You have thousands of themes to choose from and a gazillion plugins ready to enhance your online presence.
However, all these options come with great responsibility!
You need to constantly check security (yes, some plugins add security vulnerabilities!), check on your site quality (yes, some plugins are just poorly coded!), and you need to keep an eye on those site speed gauges (the more plugins you use, the bigger chance to have a slower website).
- They add A LOT of functionality to your website.
From simple widgets you can add to your sidebar up to e-commerce ready-to-use solutions, your options are close to unlimited.
Today you have a small blog and tomorrow, just by tweaking a few plugins, your blog could become a full featured teaching platform. Or a social network. Or an online shop.
- Most of the plugins are free or very cheap compared to their added functionality
- Most plugins are extremely easy to use. Usually, plugins come with detailed documentation and most of them require no to very little code knowledge.
- Plugins usually have manners and play nice with each other.
- Some of the added functionality is really not needed.
Because plugins are so easy to use, people are tempted to just add more and more and more without really analyzing necessity.
What if a plugin costed $4,000? Would you just impulse buy it and activate it? Or would you do some extensive research on the value it ads?
Would you try to find out if you or your visitors really need that feature?
- Each plugin is like a little black box. You know it is there, you know it adds the value but you don’t have any clues on how it does things.
You need to do a lot of reverse engineering to get an idea on how / why / when things happen.
This means the more plugins you have on your site, the more little black boxes doing their magic, the less control you have.
Each and everyone of these little black boxes can slow or even crash your site (or parts of it)
- Some plugins add security holes to your setup.
Fortunately, there aren’t that many in this group. Usually, the frequently used plugins get reviewed by a lot of people (and coders) so security vulnerabilities (if any) are quickly fixed.
- Some plugins are poorly coded
How many plugins are too many?
I hear this question so often… it definitely makes it in my top 5 most answered questions.
It depends! I bet you didn’t see this coming.

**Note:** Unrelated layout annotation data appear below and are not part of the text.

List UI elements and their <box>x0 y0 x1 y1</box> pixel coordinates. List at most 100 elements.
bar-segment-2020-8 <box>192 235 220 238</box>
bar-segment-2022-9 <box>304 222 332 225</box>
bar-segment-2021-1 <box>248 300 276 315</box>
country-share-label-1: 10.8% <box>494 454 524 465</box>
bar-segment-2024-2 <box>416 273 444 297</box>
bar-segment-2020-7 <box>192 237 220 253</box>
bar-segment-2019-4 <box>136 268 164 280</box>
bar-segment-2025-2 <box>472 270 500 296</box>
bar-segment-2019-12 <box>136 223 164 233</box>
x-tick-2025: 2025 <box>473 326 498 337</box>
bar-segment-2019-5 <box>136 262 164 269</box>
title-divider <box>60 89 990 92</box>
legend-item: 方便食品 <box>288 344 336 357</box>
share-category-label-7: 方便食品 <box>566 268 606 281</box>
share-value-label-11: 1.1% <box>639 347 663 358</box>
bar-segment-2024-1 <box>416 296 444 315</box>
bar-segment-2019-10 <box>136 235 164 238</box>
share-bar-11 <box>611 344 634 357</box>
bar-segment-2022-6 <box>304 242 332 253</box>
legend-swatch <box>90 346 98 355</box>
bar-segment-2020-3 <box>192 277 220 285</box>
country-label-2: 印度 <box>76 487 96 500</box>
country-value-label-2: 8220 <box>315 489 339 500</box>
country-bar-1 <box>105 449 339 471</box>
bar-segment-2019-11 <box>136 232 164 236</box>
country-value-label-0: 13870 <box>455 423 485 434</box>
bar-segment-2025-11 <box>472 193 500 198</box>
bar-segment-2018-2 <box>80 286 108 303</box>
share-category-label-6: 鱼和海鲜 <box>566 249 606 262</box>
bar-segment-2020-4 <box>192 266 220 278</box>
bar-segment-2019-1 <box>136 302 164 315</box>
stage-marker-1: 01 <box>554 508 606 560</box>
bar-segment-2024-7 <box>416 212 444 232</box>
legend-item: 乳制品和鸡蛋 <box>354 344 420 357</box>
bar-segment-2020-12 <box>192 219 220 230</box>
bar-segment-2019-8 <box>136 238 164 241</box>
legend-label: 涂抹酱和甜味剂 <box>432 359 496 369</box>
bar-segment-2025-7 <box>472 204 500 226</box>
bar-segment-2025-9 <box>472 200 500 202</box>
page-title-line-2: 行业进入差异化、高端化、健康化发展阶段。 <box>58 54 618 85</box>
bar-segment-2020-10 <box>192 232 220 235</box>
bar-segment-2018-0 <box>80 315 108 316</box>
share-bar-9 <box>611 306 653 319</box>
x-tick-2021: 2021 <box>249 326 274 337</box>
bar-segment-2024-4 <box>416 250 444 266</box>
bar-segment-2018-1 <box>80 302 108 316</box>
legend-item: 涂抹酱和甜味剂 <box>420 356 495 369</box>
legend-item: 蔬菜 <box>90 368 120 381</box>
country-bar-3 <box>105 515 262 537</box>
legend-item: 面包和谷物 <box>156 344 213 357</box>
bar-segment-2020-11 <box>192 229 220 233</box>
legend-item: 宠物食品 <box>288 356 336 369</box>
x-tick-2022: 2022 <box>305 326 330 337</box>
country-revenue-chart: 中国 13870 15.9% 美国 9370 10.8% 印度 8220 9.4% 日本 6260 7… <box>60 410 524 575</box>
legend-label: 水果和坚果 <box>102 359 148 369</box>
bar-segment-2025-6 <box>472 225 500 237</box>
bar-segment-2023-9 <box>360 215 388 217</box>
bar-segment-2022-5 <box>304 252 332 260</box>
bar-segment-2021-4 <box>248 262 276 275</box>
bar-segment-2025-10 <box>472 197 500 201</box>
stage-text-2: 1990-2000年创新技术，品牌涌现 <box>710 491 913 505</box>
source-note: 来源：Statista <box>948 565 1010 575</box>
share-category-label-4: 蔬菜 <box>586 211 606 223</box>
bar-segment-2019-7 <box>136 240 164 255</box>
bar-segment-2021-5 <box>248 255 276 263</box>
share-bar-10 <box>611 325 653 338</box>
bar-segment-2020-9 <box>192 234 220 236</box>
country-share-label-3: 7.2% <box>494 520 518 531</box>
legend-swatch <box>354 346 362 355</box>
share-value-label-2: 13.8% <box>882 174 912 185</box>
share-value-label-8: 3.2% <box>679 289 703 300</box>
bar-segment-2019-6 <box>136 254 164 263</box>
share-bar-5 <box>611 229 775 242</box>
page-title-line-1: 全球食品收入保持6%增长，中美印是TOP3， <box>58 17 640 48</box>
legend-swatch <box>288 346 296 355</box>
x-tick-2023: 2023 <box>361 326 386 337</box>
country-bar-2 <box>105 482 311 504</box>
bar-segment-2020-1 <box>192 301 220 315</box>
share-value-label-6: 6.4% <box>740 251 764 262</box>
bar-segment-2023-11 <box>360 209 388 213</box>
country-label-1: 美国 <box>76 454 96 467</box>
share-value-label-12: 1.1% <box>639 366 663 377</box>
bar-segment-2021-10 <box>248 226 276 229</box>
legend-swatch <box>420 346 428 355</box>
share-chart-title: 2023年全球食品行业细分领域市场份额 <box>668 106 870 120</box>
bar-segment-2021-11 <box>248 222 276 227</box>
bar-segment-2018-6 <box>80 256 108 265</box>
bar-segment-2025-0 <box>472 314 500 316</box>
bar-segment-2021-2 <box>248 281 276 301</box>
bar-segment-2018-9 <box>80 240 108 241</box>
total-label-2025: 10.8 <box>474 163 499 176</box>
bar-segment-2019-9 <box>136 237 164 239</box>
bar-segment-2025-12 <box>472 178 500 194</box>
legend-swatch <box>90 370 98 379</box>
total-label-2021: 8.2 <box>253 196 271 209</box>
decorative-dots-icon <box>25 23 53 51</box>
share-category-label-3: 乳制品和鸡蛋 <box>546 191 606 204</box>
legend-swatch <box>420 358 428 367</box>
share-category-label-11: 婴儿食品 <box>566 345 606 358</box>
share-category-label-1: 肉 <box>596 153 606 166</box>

Jokes aside, it really depends. There are bad performing, poorly coded websites only using 10-15 plugins out there and there are websites using 40-50 plugins without any noticeable performance impact.
My advise is always the same: the fewer and better plugins you use, the higher chances to have a well performing website.
As a conclusion: use plugins sensibly!
Always think twice before adding new functionality. Maybe ask your visitors / customers for some feedback, see if they really need the new feature or not.
Try to make (and keep) a coder friend (we are mostly anti-social, i know) and get his advise on things. A second opinion will never hurt.
Read as much as you can about a plugin before jumping in and clicking Install / Activate.